O Chega recorreu do acórdão 504/2023 da 3ª Secção para o Plenário do Tribunal Constitucional. A decisão do Plenário, proferida a 17 de Agosto, confirmou a condenação do Chega e a anulação da sua Convenção Nacional realizada em Janeiro em Santarém.
O Tribunal Constitucional, que normalmente demora meses, às vezes anos, a tomar decisões, neste caso decidiu em menos de um mês com o propósito mais ou menos óbvio de criar problemas ao Chega na sua candidatura às eleições regionais da Madeira, como veio a acontecer (cf. aqui).
Para além da pressa, existiam dois outros factores estranhos na decisão deste Plenário. O primeiro é que, embora o Tribunal Constitucional tenha 13 juízes, só sete estiveram presentes no Plenário, e a decisão condenatória do Chega foi tomada pela margem mínima de 4-3 (cf. aqui, últimas linhas).
Onde é que andariam os outros seis juízes, onde é que eles se teriam metido?
O segundo factor, que é, à primeira vista, ainda mais estranho, talvez ajude a explicar este mistério. A Lei do Tribunal Constitucional (cf. aqui, artº 43º) determina que os juízes tenham férias entre 15 de Agosto e 14 de Setembro. Ora, a decisão do Plenário tem data de 17 de Agosto, altura em que, por lei, os juízes já deviam estar de férias, e alguns já estavam, daí a sua ausência.

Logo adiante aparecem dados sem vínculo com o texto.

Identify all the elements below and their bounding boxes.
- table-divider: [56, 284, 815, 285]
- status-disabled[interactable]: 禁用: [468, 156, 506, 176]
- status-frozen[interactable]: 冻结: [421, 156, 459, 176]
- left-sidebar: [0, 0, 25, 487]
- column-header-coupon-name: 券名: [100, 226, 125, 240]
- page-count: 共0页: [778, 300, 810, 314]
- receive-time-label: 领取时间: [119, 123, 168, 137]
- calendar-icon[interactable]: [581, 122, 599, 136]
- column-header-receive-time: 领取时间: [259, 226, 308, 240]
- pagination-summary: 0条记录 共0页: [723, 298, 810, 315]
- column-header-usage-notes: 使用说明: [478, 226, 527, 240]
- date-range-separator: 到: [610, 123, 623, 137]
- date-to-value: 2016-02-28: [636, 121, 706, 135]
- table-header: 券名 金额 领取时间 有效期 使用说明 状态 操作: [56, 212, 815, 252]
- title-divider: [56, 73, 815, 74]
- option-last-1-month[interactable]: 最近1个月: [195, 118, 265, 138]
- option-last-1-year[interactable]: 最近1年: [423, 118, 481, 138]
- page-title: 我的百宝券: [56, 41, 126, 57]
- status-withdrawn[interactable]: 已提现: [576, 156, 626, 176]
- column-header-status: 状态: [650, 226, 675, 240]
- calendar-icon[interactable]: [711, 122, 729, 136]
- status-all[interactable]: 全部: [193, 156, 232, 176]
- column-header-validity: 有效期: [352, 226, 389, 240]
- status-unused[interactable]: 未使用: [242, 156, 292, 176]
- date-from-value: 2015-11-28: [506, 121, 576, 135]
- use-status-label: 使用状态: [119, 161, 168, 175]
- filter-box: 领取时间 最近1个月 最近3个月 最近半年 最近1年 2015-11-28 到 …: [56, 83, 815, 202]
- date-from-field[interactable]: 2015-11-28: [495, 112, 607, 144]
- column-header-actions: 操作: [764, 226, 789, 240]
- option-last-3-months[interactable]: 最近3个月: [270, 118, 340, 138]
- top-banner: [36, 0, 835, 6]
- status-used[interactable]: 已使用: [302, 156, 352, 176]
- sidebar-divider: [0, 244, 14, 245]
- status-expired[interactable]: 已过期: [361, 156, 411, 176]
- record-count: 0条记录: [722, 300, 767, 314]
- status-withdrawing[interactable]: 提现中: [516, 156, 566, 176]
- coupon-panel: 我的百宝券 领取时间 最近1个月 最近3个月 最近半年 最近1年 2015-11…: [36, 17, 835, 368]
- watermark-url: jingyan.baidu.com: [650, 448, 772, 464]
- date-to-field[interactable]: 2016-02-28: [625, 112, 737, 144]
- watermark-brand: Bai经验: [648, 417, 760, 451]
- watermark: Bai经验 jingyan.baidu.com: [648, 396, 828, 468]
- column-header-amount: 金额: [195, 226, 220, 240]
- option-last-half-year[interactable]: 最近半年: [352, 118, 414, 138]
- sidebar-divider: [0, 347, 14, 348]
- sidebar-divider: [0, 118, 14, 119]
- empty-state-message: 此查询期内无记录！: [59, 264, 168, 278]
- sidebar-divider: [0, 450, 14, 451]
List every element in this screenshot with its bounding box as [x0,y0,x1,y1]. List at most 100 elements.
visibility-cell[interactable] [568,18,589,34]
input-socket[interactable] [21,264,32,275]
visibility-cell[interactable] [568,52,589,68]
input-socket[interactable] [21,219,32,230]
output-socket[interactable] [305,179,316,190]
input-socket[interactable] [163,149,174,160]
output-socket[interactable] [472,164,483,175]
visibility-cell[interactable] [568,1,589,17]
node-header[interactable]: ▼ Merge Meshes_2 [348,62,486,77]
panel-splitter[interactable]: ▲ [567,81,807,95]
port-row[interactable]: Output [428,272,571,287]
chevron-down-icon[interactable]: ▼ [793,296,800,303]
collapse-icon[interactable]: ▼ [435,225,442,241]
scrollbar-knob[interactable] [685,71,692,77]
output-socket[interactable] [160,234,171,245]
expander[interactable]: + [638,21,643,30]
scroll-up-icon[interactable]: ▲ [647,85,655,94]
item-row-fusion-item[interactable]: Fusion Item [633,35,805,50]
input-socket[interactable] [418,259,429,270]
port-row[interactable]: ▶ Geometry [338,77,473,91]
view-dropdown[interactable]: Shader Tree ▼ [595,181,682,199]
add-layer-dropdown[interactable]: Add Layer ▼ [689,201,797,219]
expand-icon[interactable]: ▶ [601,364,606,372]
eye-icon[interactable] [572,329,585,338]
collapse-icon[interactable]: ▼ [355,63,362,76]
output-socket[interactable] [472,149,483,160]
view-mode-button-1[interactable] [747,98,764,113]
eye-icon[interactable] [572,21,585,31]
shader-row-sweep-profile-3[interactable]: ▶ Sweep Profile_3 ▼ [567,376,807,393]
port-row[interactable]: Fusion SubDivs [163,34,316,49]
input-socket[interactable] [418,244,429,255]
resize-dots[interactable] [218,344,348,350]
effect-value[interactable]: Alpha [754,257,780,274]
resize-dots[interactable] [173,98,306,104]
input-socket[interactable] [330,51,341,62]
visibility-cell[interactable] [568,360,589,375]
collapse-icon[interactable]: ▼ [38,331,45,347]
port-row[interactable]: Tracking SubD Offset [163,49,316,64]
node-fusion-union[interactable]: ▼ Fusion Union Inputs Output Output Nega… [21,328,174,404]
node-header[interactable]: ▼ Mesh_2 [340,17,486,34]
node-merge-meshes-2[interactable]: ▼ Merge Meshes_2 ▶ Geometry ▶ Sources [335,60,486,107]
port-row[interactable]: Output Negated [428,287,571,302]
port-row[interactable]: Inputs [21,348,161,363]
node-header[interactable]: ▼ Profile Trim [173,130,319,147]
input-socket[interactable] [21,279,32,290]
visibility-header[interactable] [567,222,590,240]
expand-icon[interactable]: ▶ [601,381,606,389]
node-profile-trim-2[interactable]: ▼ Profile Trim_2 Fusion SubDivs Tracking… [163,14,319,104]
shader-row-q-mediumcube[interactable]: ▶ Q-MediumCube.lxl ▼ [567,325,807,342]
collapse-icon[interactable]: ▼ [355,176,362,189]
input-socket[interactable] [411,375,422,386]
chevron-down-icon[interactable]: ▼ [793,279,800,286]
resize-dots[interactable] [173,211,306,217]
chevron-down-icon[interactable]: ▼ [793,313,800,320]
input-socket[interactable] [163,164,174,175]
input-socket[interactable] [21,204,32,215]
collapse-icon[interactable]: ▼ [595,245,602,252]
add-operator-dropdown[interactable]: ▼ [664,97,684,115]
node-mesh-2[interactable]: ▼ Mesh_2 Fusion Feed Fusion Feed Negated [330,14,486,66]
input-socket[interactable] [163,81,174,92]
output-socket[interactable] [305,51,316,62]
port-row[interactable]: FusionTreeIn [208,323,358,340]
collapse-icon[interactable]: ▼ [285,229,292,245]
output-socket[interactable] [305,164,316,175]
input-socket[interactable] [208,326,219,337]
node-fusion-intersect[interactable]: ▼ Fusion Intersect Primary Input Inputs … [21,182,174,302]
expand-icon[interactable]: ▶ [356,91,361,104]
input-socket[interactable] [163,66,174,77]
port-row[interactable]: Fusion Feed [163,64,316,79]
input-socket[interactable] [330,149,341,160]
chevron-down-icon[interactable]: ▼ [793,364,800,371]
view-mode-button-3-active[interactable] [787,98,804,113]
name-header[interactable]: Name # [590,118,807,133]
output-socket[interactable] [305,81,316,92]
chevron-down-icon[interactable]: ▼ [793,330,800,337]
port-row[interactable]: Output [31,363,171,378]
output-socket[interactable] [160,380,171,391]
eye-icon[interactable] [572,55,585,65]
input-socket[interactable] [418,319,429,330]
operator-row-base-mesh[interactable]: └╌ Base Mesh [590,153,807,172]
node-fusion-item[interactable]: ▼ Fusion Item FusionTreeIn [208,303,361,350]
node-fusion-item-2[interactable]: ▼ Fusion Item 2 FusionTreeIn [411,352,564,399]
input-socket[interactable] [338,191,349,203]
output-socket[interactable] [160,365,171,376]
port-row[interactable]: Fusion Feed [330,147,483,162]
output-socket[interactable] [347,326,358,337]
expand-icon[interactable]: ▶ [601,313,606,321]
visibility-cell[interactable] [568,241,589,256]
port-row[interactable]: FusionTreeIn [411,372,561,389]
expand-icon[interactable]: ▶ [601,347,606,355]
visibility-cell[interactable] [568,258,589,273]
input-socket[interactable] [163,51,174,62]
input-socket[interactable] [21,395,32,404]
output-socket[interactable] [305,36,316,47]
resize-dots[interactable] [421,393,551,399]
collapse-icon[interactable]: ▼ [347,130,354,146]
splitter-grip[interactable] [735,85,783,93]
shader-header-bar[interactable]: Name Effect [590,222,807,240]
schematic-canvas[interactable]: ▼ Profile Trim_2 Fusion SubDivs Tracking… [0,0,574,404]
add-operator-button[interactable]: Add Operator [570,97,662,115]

Existe um regime especial de turnos durante o Verão que permite ao Plenário do TC funcionar com apenas sete dos seus membros (cf. aqui). Não deixa de ser curioso, porém, que o processo do Chega tenha sido apreciado num Plenário reduzido a metade e num turno em que o juiz José João Abrantes estava de serviço.
Desde que o processo entrou no Tribunal Constitucional pelo seu próprio gabinete de presidente até á condenação final do Chega em Plenário, incluindo a passagem pela 3ª Secção que proferiu a condenação de primeira instância e de que ele também é presidente, o presidente Abrantes nunca o largou, esteve sempre junto dele, acompanhou-o permanentemente, não fosse ele fugir-lhe das mãos, até se certificar que o Chega seria condenado. Como aconteceu.
Um bom missionário leva sempre a sua missão até ao fim.